The End of Evil Ways is third in the series Scenes from a Courtesan’s Life, which Includes four parts:

  • Esther Happy/How Girls Love
  • What Love Costs an Old Man
  • The End of Evil Ways, and
  • Vautrin’s Last Avatar/The Last Incarnation of Vautrin

NOTE: The story of Lucien de Rubempre begins in the Lost Illusions trilogy which consists of

  • Two Poets,
  • A Distinguished Provincial at Paris, and
  • Eve and David.

The action in Scenes From A Courtesan’s Life commences directly after the end of Eve and David, with Esther Happy/How Girls Love.

This translation by James Waring (who is really Ellen Marriage, but she published risqué stories like this one under a male pseudonym).

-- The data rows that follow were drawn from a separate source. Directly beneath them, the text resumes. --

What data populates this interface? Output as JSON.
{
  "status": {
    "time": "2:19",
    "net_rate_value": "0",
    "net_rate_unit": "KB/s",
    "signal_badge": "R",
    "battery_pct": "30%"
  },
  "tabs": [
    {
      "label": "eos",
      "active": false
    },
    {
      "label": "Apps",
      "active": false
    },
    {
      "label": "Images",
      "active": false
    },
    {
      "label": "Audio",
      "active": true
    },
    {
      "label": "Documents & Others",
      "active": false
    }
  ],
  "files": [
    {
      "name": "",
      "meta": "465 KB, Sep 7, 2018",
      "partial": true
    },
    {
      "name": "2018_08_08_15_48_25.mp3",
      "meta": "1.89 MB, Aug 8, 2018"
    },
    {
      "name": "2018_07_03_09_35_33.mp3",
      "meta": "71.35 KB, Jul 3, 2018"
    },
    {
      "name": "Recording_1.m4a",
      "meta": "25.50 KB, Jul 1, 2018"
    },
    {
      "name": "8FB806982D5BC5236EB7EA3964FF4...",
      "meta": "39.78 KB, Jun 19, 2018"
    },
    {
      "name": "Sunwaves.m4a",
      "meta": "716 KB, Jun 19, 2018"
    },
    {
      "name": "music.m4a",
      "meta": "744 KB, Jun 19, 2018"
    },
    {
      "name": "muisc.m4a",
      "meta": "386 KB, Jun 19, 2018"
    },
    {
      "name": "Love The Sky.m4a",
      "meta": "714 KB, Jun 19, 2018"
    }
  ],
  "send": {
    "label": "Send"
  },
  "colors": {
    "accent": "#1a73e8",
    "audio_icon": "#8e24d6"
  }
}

At the end of What Love Costs an Old Man, Lucien de Rubempre is locked up in solitary confinement on charges of theft and attempted murder.  The End of Evil Ways begins with Lucien de Rubempre and Jacques Collin (a.k.a. Vautrin a.k.a. Abbe Carlos Herrera) being taken to Palais de Justice. in two separate ‘salad-baskets’ (paniers a salade), (so-called because the prisoners were shaken around inside. In English we know this conveyance as a paddy-wagon.)  Paris is agog!

It is worth noting how the justice system works:

Observe the word inculpe, incriminated, or suspected of crime. The French Code has created three essential degrees of criminality— inculpe, first degree of suspicion; prevenu, under examination; accuse, fully committed for trial. So long as the warrant for committal remains unsigned, the supposed criminal is regarded as merely under suspicion, inculpe of the crime or felony; when the warrant has been issued, he becomes “the accused” (prevenu), and is regarded as such so long as the inquiry is proceeding; when the inquiry is closed, and as soon as the Court has decided that the accused is to be committed for trial, he becomes “the prisoner at the bar” (accuse) as soon as the superior court, at the instance of the public prosecutor, has pronounced that the charge is so far proved as to be carried to the Assizes.

Thus, persons suspected of crime go through three different stages, three siftings, before coming up for trial before the judges of the upper Court— the High Justice of the realm.

At the first stage, innocent persons have abundant means of exculpating themselves— the public, the town watch, the police. At the second state they appear before a magistrate face to face with the witnesses, and are judged by a tribunal in Paris, or by the Collective Court of the departments. At the third stage they are brought before a bench of twelve councillors, and in case of any error or informality the prisoner committed for trial at the Assizes may appeal for protection to the Supreme court. The jury do not know what a slap in the face they give to popular authority, to administrative and judicial functionaries, when they acquit a prisoner. And so, in my opinion, it is hardly possible that an innocent man should ever find himself at the bar of an Assize Court in Paris— I say nothing of other seats of justice.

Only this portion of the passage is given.